The vision of federal power that dominated this discarded libertarian era, however, swept much further than invalidating minimum wages. Among other things, that vision also invalidated the right to unionize and even child labor laws. So when Fiorina declares the minimum wage unconstitutional, she aligns herself with a constitutional tradition that would leave the most vulnerable workers helpless against rapacious employers. (The author's first attempt at an argument. Sorta. The author speciously attempts to connect Fiorina's opposition to government possessing the power to establish a minimum wage to two other unrelated positions. In other words, the author asks, "So you oppose the minimum wage? Well, that means you oppose unions and child labor laws." 

And by inference that means Fiorina would purposely leave workers helpless. This is the so-called "logic" of the Left.)

Her statement that “there is no Constitutional role for the federal government in setting up retirement plans” has similarly broad implications.

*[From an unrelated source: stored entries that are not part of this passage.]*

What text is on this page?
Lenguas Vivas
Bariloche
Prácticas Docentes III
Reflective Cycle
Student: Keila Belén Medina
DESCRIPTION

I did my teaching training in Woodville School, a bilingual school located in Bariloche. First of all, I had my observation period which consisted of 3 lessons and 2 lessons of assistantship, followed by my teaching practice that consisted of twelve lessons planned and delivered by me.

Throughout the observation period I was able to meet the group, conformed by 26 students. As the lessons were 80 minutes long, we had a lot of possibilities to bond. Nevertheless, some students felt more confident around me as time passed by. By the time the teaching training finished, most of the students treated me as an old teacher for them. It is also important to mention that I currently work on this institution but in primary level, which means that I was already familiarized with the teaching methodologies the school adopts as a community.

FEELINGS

Social Security, of course, is the most important federal retirement plan. Congress is permitted to set up retirement plans such as Social Security because the Constitution permits it “to lay and collect taxes” (I thought it was a "retirement plan." Now the author appeals to the constitutional provision to authorize government to tax. So SS is a tax and not a retirement plan?)

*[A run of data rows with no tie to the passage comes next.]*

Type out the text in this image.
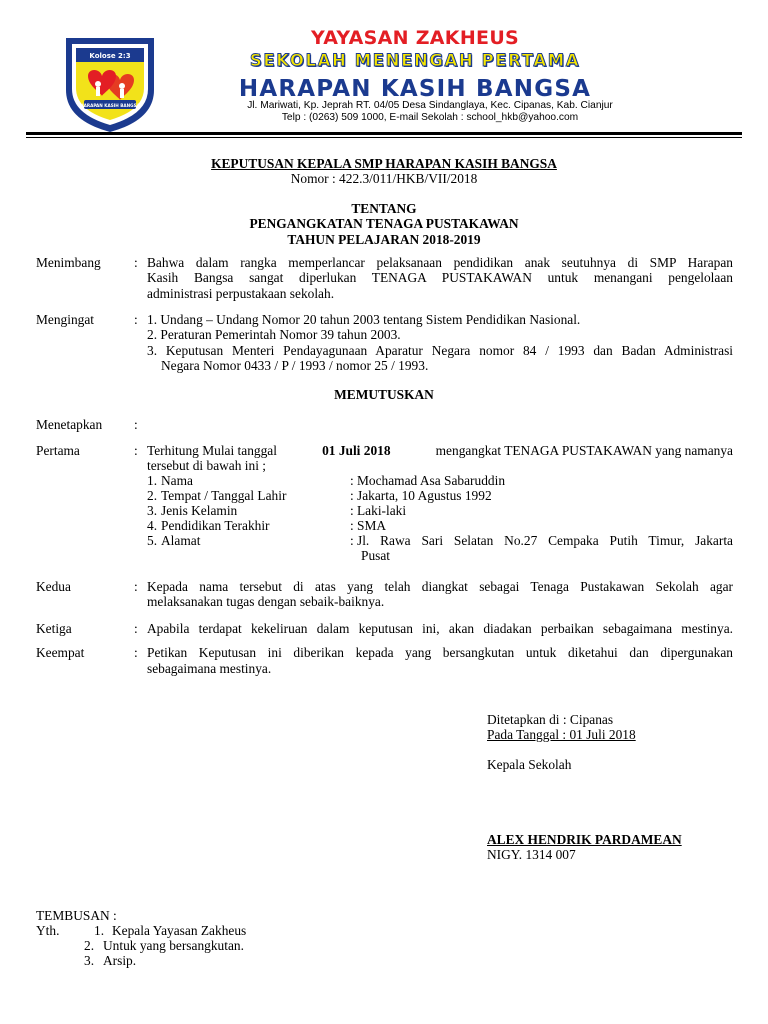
Kolose 2:3
HARAPAN KASIH BANGSA
YAYASAN ZAKHEUS
SEKOLAH MENENGAH PERTAMA
HARAPAN KASIH BANGSA
Jl. Mariwati, Kp. Jeprah RT. 04/05 Desa Sindanglaya, Kec. Cipanas, Kab. Cianjur
Telp : (0263) 509 1000, E-mail Sekolah : school_hkb@yahoo.com
KEPUTUSAN KEPALA SMP HARAPAN KASIH BANGSA
Nomor : 422.3/011/HKB/VII/2018
TENTANG
PENGANGKATAN TENAGA PUSTAKAWAN
TAHUN PELAJARAN 2018-2019
Menimbang : Bahwa dalam rangka memperlancar pelaksanaan pendidikan anak seutuhnya di SMP Harapan
Kasih Bangsa sangat diperlukan TENAGA PUSTAKAWAN untuk menangani pengelolaan
administrasi perpustakaan sekolah.
Mengingat	: 1. Undang – Undang Nomor 20 tahun 2003 tentang Sistem Pendidikan Nasional.
2. Peraturan Pemerintah Nomor 39 tahun 2003.
3. Keputusan Menteri Pendayagunaan Aparatur Negara nomor 84 / 1993 dan Badan Administrasi
Negara Nomor 0433 / P / 1993 / nomor 25 / 1993.
MEMUTUSKAN
Menetapkan :
Pertama	: Terhitung Mulai tanggal	01 Juli 2018	mengangkat TENAGA PUSTAKAWAN yang namanya
tersebut di bawah ini ;
1. Nama	: Mochamad Asa Sabaruddin
2. Tempat / Tanggal Lahir	: Jakarta, 10 Agustus 1992
3. Jenis Kelamin	: Laki-laki
4. Pendidikan Terakhir	: SMA
5. Alamat	: Jl. Rawa Sari Selatan No.27 Cempaka Putih Timur, Jakarta
Pusat
Kedua	: Kepada nama tersebut di atas yang telah diangkat sebagai Tenaga Pustakawan Sekolah agar
melaksanakan tugas dengan sebaik-baiknya.
Ketiga	: Apabila terdapat kekeliruan dalam keputusan ini, akan diadakan perbaikan sebagaimana mestinya.
Keempat	: Petikan Keputusan ini diberikan kepada yang bersangkutan untuk diketahui dan dipergunakan
sebagaimana mestinya.
Ditetapkan di : Cipanas
Pada Tanggal : 01 Juli 2018
Kepala Sekolah
ALEX HENDRIK PARDAMEAN
NIGY. 1314 007
TEMBUSAN :
Yth.	1. Kepala Yayasan Zakheus
2. Untuk yang bersangkutan.
3. Arsip.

and to “provide for the . . . general welfare of the United States.” (Um, yeah. That convenient constitutional blank check. However, here's what James Madison, regarded as the father of the Constitution, thought about the "general welfare" clause:
"If Congress can do whatever in their discretion can be done by money, and will promote the General Welfare, the Government is no longer a limited one, possessing enumerated powers, but an indefinite one, subject to particular exceptions."
Which means that the "general welfare" clause can only be interpreted in the context of the enumerated powers granted to government elsewhere in the document. You see, the Constitution doesn't detail delineating specific powers only to take it all back in favor of an unlimited general welfare power.)

The same provisions of the Constitution permit a broad range of federal spending programs, from Medicare to Medicaid to federal education funds to highway funding. (They do not permit any such thing. And what does the author mean by "broad range?" Does he recognize any limit at all? According to what criteria?)

So if Fiorina believes that the federal government cannot create a national retirement program like Social Security, it is likely that she also believes that many of these other programs are unconstitutional as well. ("Many of these other programs?" May we inquire what those might be? The author inadvertently grants that if Fiorina is correct, then there are many programs that are unconstitutional. That's what scares the Left, for they view government as the great, beneficent, compassionate Solver of Problems.  As such, government must never be constrained by anything, let alone a quaint, old-fashioned, irrelevant document like the Constitution. 

No, the Left's vision of the future is more government, more control, more power. Because it's worked so well already...

And we see that the author was simply unable to offer any argument at all against Fiorina's positions. Nothing.)